Images of SN1996cr taken by the Anglo-Australian Telescope in February 1995 (top row, each image shows the region in different color) show no sign of it, while by March 1996 (bottom) it’s clearly seen. Crediut: Bauer et al.

Judging from the observations in various wavelengths (radio, optical, X-rays) they were able to put together a decent picture of what happened. It was a massive star, still inside the star-forming nebula from which it was born. Shortly before the star exploded, probably only a hundred years or so (!), it started blowing out a very dense wind of gas. This carved a huge cavity in the gas around it, nearly a tenth of a light year in radius. The wind plowed up a lot of material, more than half the mass of the Sun.

Then the core collapsed, and the star exploded. The debris screamed away at high velocity, basically coasting through the empty region in the cavity until it reached the bubble's edge a year or two later. The high-speed collision created a huge burst of energy in radio waves and X-rays, lighting up the material around it. This is clearly seen in the data.

But what about the explosion itself? A lot of the light we see in a supernova is due to the blast wave from the core collapse chewing its way out of the upper layers of the star, and then that material glowing as it gets blasted away. But this star blew off a considerable amount of its upper parts before exploding, so there wasn't as bright a flash. Overall, the supernova was fairly underluminous… a big reason no one saw it when it happened.
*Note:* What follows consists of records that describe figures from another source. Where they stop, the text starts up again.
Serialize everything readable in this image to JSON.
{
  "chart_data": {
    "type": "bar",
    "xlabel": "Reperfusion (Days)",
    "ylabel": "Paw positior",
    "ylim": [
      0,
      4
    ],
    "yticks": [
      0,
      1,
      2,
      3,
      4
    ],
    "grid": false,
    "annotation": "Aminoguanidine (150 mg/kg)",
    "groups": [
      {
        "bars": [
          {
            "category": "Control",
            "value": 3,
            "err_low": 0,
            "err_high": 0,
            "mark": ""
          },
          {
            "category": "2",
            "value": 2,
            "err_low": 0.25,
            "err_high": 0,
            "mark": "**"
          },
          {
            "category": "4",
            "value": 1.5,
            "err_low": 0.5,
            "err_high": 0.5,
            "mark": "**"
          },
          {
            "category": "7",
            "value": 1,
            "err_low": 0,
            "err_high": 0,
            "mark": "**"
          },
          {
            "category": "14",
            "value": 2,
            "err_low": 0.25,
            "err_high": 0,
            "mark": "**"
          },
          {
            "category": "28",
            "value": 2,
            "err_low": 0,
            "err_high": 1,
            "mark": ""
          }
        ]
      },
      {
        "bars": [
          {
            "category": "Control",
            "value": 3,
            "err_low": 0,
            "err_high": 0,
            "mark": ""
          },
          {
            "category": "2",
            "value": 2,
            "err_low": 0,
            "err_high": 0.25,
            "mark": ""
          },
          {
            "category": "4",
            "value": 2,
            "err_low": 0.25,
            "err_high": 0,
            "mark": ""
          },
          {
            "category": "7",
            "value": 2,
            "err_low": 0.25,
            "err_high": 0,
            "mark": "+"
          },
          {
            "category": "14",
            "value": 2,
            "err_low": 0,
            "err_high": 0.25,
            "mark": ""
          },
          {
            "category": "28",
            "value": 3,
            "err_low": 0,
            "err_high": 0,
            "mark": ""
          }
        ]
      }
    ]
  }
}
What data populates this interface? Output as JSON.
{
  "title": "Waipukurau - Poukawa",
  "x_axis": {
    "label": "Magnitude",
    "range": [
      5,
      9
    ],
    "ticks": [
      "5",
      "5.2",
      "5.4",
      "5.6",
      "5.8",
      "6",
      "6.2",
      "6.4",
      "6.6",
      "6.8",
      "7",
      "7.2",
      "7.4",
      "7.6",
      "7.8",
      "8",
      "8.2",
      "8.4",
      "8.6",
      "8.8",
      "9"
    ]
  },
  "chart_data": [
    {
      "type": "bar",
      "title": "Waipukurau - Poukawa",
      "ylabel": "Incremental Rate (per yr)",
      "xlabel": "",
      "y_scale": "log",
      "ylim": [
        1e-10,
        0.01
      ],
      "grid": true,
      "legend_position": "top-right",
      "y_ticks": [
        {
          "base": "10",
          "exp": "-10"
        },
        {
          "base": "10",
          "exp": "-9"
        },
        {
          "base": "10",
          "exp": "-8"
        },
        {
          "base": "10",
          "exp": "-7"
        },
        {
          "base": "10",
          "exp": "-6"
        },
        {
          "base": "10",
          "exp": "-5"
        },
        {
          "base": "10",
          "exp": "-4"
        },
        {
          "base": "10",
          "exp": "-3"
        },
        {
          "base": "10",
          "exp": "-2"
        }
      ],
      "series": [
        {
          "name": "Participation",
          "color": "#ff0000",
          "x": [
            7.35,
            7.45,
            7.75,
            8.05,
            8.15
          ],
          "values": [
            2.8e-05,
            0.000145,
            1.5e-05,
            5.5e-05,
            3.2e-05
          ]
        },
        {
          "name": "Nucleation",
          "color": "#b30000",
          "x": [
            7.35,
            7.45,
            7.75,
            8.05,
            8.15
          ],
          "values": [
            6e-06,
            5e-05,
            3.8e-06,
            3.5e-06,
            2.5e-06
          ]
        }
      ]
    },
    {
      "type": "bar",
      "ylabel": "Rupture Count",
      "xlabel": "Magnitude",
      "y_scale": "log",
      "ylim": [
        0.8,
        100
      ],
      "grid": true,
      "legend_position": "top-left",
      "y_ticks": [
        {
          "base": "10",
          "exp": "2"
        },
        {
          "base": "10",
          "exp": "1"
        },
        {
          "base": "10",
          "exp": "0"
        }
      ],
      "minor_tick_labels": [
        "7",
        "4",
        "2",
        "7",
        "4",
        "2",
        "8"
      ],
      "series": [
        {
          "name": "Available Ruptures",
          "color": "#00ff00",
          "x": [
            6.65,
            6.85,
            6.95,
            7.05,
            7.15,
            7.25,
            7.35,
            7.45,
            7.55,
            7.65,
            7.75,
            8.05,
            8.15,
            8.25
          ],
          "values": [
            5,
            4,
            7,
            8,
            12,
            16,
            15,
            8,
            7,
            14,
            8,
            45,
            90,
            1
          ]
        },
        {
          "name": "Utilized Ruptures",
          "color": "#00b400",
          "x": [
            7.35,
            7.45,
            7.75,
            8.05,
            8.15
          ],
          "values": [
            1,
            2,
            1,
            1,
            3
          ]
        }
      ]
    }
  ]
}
Chandra X-ray image (blue) of the Circinus Galaxy, combined with optical images from the Anglo-Australian Telescope (yellow, green, and red), with SN1996cr indicated at the lower right.

Since it occurred in a star-forming nebula that had lots of dust in it, that dimmed it further. It being so close to the plane of our galaxy reduced it even more. It never got brighter than about 16th magnitude — the faintest star you can see by eye is 10,000 times brighter! So, in retrospect, it's no surprise no one noticed. The odds were really stacked against it.

Still, this was one of the closest supernovae in the past hundred years or so. SN1987A happened in a satellite galaxy to the Milky Way, and SN1885A (yes, 1885!) was in the Andromeda Galaxy. On average they go off once or so per century per galaxy, so nearby ones are relatively rare.

The last one visible to humans in our own galaxy was in 1604, and the last one we know of, G1.9+0.3, went off probably less than 150 years ago near the galactic center, and like SN1996cr was heavily obscured by dust, so it wasn't discovered until 1984.

That really makes me wonder yet again when the next one will blow, and what it will be. There are lots of candidates we can see, and far more we don't even know about. It's a big galaxy with a lot of obscuring junk in it. Betelgeuse, Antares, Rigel, Deneb… all these don't have long left, but that's in astronomical terms. A hundred thousand years, for Betelgeuse, for example… But we'll have hundreds, maybe thousands, of supernovae in our galaxy before Betelgeuse goes.

Chances are you've never heard of the next star to go. But when it does, oh, trust me: You'll hear about it.